Arróspide olhava de esguelha para os companheiros, e o
tenente Gamboa esperava, quieto como uma árvore. “E o modo como chorava? E
depois éramos todos seus filhos quando começamos a choramingar, e que vergonha,
meu tenente, nem imagina como nos batizaram, homem não se defende?, e que
vergonha, batiam, meu tenente, magoavam, insultavam a mãe, olhe o fundilho do
Montesinos de tanto ângulo reto que apanhou, meu tenente, e ele não passava
recibo, que vergonha, não dizia nada, que mais, factos concretos, sem
comentários, falem um por um, não façam barulho, não incomodem as outras secções,
e que vergonha para o regulamento, começou a recitar, devia expulsar toda a
gente, mas o Exército é tolerante e compreende que os cães ainda ignoram a vida
militar, o respeito ao superior e a camaradagem, e basta de brincadeira, sim,
meu tenente, e como é a primeira e a última vez não vou dar parte, sim, meu
tenente, vamos ver se ficam homenzinhos, sim, meu tenente, fiquem a saber que
basta uma reincidência e só paro no Conselho de Oficiais, sim, meu tenente, e
decorem o regulamento se quiserem sair no sábado que vem, e agora vão dormir,
sentinelas a postos, relatório em cinco minutos, sim, meu tenente.”

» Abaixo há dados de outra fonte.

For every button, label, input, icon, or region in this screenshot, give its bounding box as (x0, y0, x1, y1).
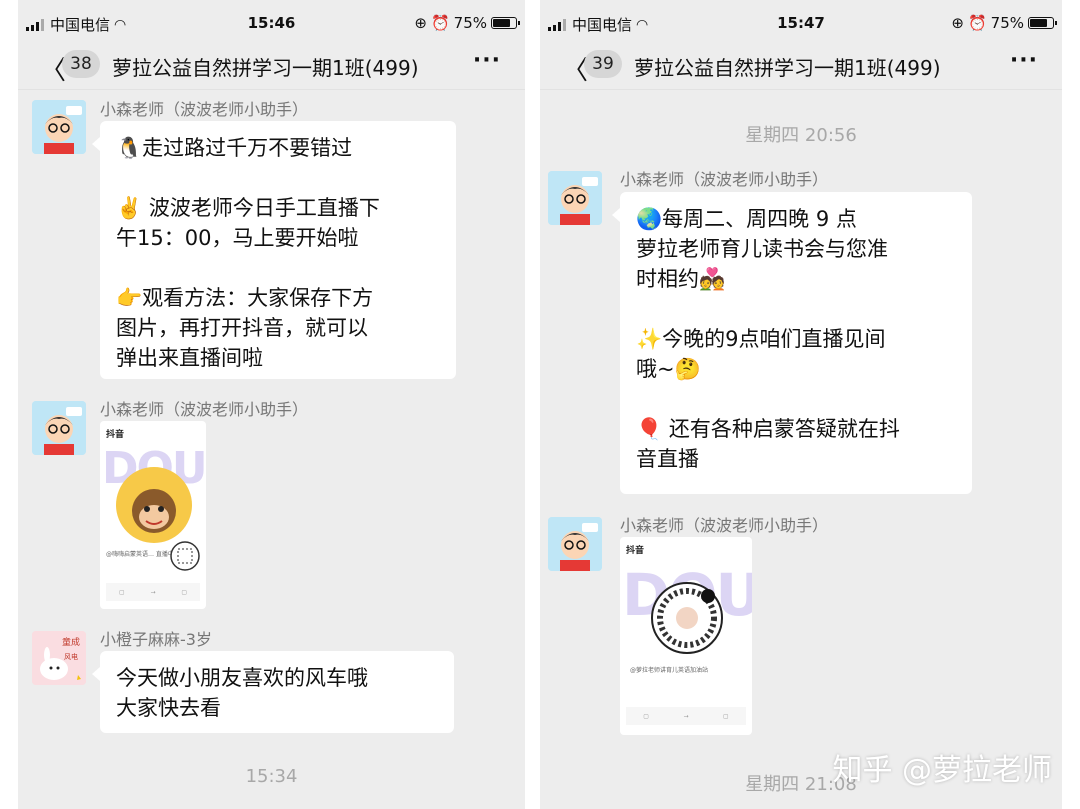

O Círculo não se voltou a reunir, embora mais tarde o Jaguar
pusesse o mesmo nome ao seu grupo. Nesse primeiro sábado de junho, os cadetes
da secção, espalhados ao longo da grade enferrujada, viram os cães das outras
seções, soberbos e arrogantes como uma torrente, precipitando-se pela avenida
Costanera, tingindo-a com os seus uniformes reluzentes, o branco imaculado dos
quepes e as malas lustrosas de couro; viram-nos aglomerando-se na parada
maltratada, o mar crepitante às costas, à espera do autocarro
Miraflores-Callao, ou avançando pelo meio da pista até à avenida de las
Palmeras, para apanhar a avenida Progreso (que corta os sítios e entra em Lima
por Breña ou, na direção oposta, continua baixando em curva suave e amplíssima
até chegar a Bellavista e Callao); viram-nos desaparecendo e, quando o asfalto
ficou novamente solitário e humedecido pela neblina, continuavam com os narizes
metidos no arame; em seguida, escutaram a corneta que chamava para o almoço e
foram caminhando devagar e em silêncio para os seus lugares, distanciando-se do
herói que havia contemplado com as pupilas cegas a explosão de júbilo dos
ausentes e a angústia dos detidos, que desapareciam entre os prédios cor de
chumbo.
Nessa tarde, quando saíam do rancho diante do olhar lânguido da vicunha, surgiu a primeira luta na seção. “Eu deixava, o Vallano deixava, o Cava, o Arróspide? Não, ninguém deixava, só mesmo ele, o Jaguar não é Deus, se ele respondesse, aí era tudo diferente, se aguentasse a situação ou pegasse num pau, numa pedra, aí era tudo diferente, até se corresse dali, mas tremer, homem, isso não se faz.” Ainda estavam na escadaria, amontoados, e de repente começou uma confusão e dois caíram na relva, dando pontapés. Os dois levantaram-se; trinta pares de olhos contemplavam-nos dos degraus, como se estivessem num palanque. Não chegaram a intervir, nem compreenderam logo o que aconteceu, porque o Jaguar se lançou como um felino atacado e bateu bem na cara do outro, sem aviso, e caiu em cima dele e continuou batendo na cabeça, na cara, nas costas; os cadetes observavam os dois punhos constantes e nem escutavam os gritos do outro, “desculpa, Jaguar, empurrei sem querer, juro que foi sem querer”. “Só não devia ter-se ajoelhado, isso não. E juntar as mãos, parecia a minha mãe nas novenas, um ajudante de missa a receber a primeira comunhão, parecia que o Jaguar era o bispo e o outro estava a confessar-se, lembro-me muito bem”, dizia Rospigliosi, “e fico de pelo em pé, homem.” O Jaguar estava em pé, olhava com desprezo para o rapaz ajoelhado e ainda estava com a mão levantada, como se fosse bater de novo no rosto lívido do outro. Os demais nem se mexiam. “Tu dás-me nojo”, disse o Jaguar. “Não tens dignidade nem nada. És um escravo.”